TechFlow news, according to Cryptonews, the Japanese government has approved a proposal to amend the "Payment Services Act," aiming to reform the regulatory framework for cryptocurrency brokers and stablecoins. The bill has been submitted to the Diet for deliberation and is expected to be passed in the coming days. According to information released by the Financial Services Agency (FSA), the new regulations will allow crypto firms to operate as "intermediary businesses," meaning brokers will no longer need to obtain the same licenses required of crypto exchanges and wallet operators.
The bill also provides greater flexibility for stablecoin issuers regarding asset backing, allowing them to use specific Japanese and U.S. government bonds as reserve assets for stablecoins, instead of the current requirement of 1:1 cash deposits. However, only certain bonds with remaining maturities of three months or less will qualify, and bond-backed portions will be capped at a maximum of 50%, with the remainder still required to be held in demand deposit accounts.

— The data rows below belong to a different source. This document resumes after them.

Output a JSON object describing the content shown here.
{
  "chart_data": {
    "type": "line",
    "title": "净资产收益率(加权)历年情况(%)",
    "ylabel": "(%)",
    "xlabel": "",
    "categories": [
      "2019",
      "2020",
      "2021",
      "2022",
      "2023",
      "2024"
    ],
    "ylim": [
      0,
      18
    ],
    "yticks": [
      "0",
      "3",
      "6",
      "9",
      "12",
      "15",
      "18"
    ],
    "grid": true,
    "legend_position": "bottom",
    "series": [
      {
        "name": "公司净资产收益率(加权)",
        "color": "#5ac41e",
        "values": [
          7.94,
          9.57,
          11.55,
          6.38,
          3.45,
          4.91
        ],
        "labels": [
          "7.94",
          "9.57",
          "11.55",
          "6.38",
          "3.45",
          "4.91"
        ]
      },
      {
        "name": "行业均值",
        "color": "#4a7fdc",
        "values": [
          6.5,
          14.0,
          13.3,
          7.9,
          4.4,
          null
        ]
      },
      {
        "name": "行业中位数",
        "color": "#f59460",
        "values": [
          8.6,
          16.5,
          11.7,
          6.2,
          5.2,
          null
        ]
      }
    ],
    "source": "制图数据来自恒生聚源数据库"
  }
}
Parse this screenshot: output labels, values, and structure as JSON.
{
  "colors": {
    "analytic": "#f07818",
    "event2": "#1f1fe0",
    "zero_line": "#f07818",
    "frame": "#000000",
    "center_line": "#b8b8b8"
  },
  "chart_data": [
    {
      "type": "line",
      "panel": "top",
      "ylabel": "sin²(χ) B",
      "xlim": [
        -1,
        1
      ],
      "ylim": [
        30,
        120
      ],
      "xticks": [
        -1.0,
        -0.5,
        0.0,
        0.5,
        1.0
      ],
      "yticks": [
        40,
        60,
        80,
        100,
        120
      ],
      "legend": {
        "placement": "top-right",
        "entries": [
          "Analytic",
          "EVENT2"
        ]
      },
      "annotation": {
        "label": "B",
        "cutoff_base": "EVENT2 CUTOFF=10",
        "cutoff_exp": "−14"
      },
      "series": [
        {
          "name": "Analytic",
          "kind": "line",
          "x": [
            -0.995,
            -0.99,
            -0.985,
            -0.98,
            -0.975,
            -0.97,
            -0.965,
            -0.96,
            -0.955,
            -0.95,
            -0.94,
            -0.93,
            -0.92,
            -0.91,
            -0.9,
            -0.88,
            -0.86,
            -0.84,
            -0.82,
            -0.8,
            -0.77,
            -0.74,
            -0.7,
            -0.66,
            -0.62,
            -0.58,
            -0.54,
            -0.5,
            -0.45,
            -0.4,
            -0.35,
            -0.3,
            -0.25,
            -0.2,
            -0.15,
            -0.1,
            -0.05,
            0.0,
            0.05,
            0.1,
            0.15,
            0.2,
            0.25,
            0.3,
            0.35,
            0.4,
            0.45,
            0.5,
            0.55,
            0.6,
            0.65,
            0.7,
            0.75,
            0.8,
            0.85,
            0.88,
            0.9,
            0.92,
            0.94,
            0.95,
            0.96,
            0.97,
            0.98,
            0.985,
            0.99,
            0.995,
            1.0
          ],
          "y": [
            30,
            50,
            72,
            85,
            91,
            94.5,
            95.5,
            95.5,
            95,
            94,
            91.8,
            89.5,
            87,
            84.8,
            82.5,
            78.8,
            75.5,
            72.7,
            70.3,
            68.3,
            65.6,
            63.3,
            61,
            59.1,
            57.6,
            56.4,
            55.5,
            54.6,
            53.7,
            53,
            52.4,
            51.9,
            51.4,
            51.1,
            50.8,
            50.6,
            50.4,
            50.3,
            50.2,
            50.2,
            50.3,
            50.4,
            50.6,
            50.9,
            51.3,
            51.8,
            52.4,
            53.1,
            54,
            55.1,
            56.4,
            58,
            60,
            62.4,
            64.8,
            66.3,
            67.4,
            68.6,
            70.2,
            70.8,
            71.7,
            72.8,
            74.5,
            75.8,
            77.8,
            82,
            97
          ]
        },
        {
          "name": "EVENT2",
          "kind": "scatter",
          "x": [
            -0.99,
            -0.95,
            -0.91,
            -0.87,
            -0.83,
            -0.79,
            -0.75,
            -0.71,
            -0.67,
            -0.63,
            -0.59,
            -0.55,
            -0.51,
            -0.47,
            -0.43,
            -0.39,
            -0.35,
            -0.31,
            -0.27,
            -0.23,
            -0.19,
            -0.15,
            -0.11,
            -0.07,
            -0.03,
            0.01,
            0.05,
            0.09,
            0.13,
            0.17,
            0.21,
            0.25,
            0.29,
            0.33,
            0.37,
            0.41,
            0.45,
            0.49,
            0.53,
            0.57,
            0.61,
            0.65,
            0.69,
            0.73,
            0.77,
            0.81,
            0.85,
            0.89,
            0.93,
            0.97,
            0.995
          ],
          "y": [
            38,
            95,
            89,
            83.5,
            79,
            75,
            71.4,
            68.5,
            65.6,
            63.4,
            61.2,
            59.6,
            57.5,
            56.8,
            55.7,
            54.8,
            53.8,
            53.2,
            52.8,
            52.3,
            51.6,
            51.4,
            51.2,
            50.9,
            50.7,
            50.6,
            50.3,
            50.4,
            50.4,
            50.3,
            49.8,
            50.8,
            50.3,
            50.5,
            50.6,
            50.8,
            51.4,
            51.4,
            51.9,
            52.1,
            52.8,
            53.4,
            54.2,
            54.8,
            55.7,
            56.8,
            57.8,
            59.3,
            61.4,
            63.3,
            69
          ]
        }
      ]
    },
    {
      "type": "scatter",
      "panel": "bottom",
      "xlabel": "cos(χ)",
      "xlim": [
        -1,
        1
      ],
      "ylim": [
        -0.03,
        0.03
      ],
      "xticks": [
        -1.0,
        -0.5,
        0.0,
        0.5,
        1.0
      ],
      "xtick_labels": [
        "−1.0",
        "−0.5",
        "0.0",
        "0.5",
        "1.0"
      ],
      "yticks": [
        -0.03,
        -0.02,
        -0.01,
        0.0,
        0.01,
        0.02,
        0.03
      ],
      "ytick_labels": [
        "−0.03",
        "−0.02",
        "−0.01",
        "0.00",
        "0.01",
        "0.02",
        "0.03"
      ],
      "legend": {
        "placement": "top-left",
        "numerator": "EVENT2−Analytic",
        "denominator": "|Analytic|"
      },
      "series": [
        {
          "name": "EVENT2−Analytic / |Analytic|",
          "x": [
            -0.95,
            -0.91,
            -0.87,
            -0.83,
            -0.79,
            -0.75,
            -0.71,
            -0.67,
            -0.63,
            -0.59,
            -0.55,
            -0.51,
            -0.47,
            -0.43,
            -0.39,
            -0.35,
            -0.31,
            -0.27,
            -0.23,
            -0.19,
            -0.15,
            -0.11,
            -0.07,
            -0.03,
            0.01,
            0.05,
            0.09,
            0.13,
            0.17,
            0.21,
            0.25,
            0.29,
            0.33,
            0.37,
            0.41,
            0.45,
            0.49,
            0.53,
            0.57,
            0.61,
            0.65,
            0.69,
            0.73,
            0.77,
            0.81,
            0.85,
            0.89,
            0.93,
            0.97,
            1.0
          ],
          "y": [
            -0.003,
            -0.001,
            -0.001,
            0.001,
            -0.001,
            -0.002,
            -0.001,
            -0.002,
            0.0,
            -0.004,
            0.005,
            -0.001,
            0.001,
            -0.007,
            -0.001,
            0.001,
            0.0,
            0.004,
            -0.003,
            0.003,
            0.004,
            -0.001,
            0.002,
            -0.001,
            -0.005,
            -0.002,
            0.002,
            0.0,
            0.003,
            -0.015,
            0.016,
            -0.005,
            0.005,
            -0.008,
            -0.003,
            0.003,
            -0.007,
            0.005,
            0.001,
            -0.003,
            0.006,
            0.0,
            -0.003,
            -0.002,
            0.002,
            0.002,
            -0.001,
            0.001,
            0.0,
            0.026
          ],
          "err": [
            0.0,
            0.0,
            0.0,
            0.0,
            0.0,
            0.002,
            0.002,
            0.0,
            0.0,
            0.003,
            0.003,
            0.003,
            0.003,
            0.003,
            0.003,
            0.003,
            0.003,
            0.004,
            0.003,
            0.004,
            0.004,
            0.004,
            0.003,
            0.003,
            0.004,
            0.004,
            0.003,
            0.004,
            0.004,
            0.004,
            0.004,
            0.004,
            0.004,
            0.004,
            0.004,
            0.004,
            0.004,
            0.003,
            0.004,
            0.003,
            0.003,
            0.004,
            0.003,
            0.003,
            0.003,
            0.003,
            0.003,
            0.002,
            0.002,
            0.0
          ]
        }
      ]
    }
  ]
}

For crypto brokers, the new rules will not require compliance with financial requirements or anti-money laundering regulations, significantly lowering market entry barriers. Brokers will only need to demonstrate that they do not directly handle customer funds to obtain the new license. It is reported that major Japanese companies including Mercari, SBI Securities, and Monex Securities have expressed interest in broker operations.